General counsel for Artesian Water 364 days of the year, Schreppler may seem an unlikely choice as madcap grand marshal, but he conceived one of the earliest of the parade’s political parodies in the mid-1980s by donning a Ronald Reagan mask and spoofing the Iran-Contra affair.
“I think the theme of mocking politicians and celebrities in trouble grew from there,” he says.
Bob Wilson, a retired engineer, adopted the practice when he began parading in the mid-1980s.
“The first couple of years, I marched with friends to more traditional New Years’ themes of Father Time and Baby New Year,” Wilson says. “But my friends dropped out, so I became a sort of one-man band. The idea of focusing on a major embarrassment of the year just happened naturally, and I’ve been doing something along those lines every year since.”

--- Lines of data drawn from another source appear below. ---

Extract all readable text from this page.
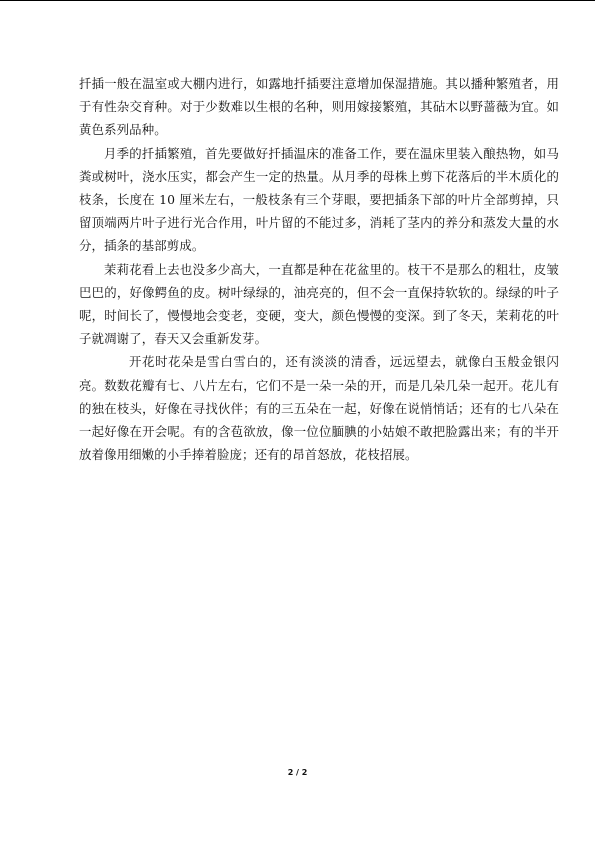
扦插一般在温室或大棚内进行，如露地扦插要注意增加保湿措施。其以播种繁殖者，用于有性杂交育种。对于少数难以生根的名种，则用嫁接繁殖，其砧木以野蔷薇为宜。如黄色系列品种。

月季的扦插繁殖，首先要做好扦插温床的准备工作，要在温床里装入酿热物，如马粪或树叶，浇水压实，都会产生一定的热量。从月季的母株上剪下花落后的半木质化的枝条，长度在 10 厘米左右，一般枝条有三个芽眼，要把插条下部的叶片全部剪掉，只留顶端两片叶子进行光合作用，叶片留的不能过多，消耗了茎内的养分和蒸发大量的水分，插条的基部剪成。

茉莉花看上去也没多少高大，一直都是种在花盆里的。枝干不是那么的粗壮，皮皱巴巴的，好像鳄鱼的皮。树叶绿绿的，油亮亮的，但不会一直保持软软的。绿绿的叶子呢，时间长了，慢慢地会变老，变硬，变大，颜色慢慢的变深。到了冬天，茉莉花的叶子就凋谢了，春天又会重新发芽。

开花时花朵是雪白雪白的，还有淡淡的清香，远远望去，就像白玉般金银闪亮。数数花瓣有七、八片左右，它们不是一朵一朵的开，而是几朵几朵一起开。花儿有的独在枝头，好像在寻找伙伴；有的三五朵在一起，好像在说悄悄话；还有的七八朵在一起好像在开会呢。有的含苞欲放，像一位位腼腆的小姑娘不敢把脸露出来；有的半开放着像用细嫩的小手捧着脸庞；还有的昂首怒放，花枝招展。

2 / 2
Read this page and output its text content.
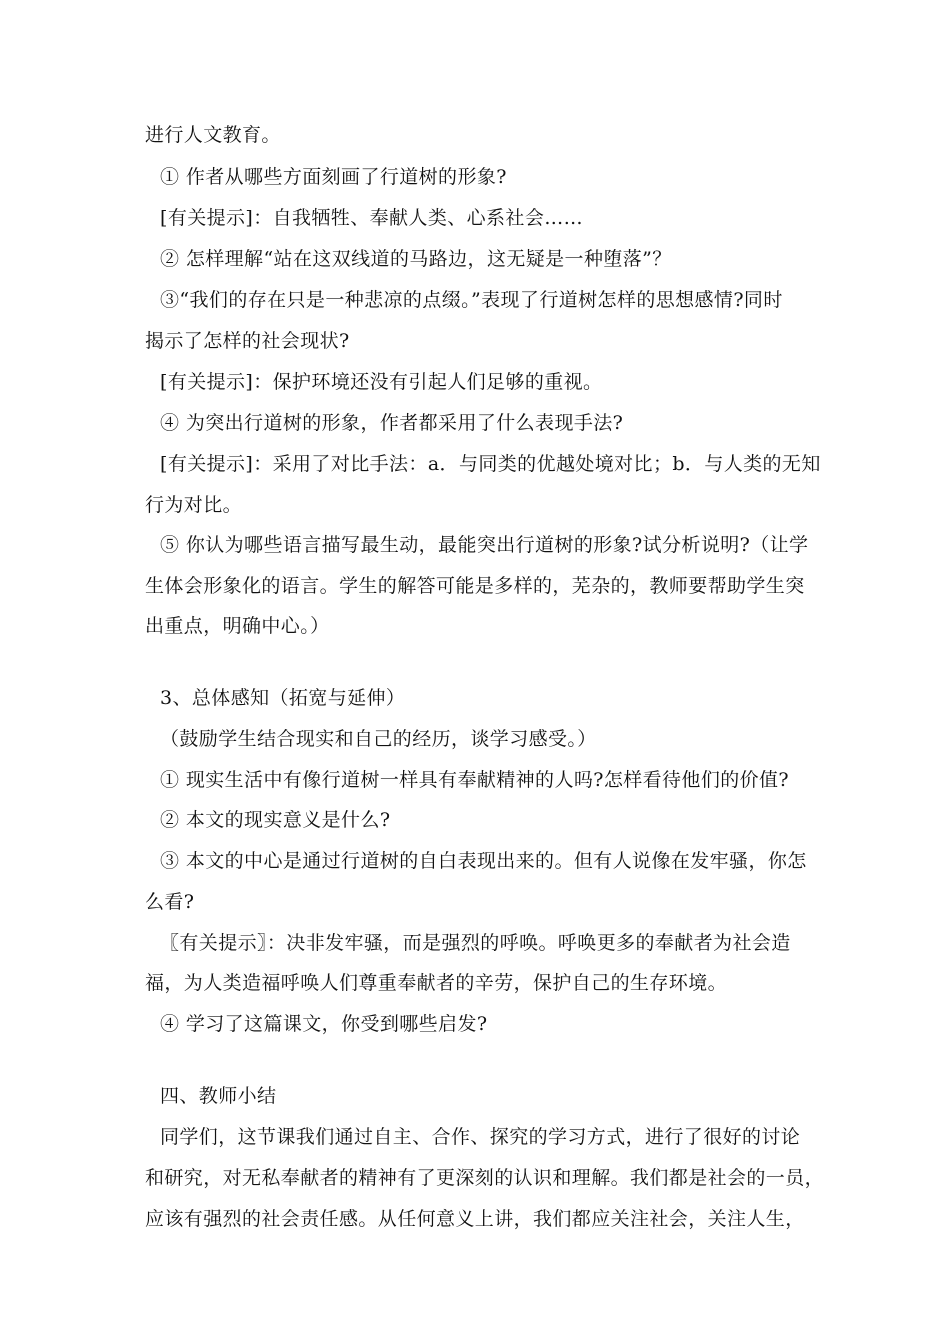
进行人文教育。
① 作者从哪些方面刻画了行道树的形象?
[有关提示]：自我牺牲、奉献人类、心系社会……
② 怎样理解“站在这双线道的马路边，这无疑是一种堕落”？
③“我们的存在只是一种悲凉的点缀。”表现了行道树怎样的思想感情?同时
揭示了怎样的社会现状?
[有关提示]：保护环境还没有引起人们足够的重视。
④ 为突出行道树的形象，作者都采用了什么表现手法?
[有关提示]：采用了对比手法：a．与同类的优越处境对比；b．与人类的无知
行为对比。
⑤ 你认为哪些语言描写最生动，最能突出行道树的形象?试分析说明?（让学
生体会形象化的语言。学生的解答可能是多样的，芜杂的，教师要帮助学生突
出重点，明确中心。）
3、总体感知（拓宽与延伸）
（鼓励学生结合现实和自己的经历，谈学习感受。）
① 现实生活中有像行道树一样具有奉献精神的人吗?怎样看待他们的价值?
② 本文的现实意义是什么?
③ 本文的中心是通过行道树的自白表现出来的。但有人说像在发牢骚，你怎
么看?
〖有关提示〗：决非发牢骚，而是强烈的呼唤。呼唤更多的奉献者为社会造
福，为人类造福呼唤人们尊重奉献者的辛劳，保护自己的生存环境。
④ 学习了这篇课文，你受到哪些启发?
四、教师小结
同学们，这节课我们通过自主、合作、探究的学习方式，进行了很好的讨论
和研究，对无私奉献者的精神有了更深刻的认识和理解。我们都是社会的一员，
应该有强烈的社会责任感。从任何意义上讲，我们都应关注社会，关注人生，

The 2009 economic slide and attendant scandals provided a rich harvest of major embarrassments. So for the 2010 parade, Wilson chose Bernie Madoff as the icon of the meltdown. Wilson wore a sign that read, “Bernie Made-Off with My Money.”
The milling throng is as much a part of the Hummers ethos as the participants. (Remember: They know what “acerbic” means.) Townsend resident Gurnie Jopson has missed only two of the past 26 parades. “It’s a great way to start the New Year and bump into people you know but you don’t see that often,” Jopson says. “And you’re not going to get this kind of entertainment anywhere else for free.”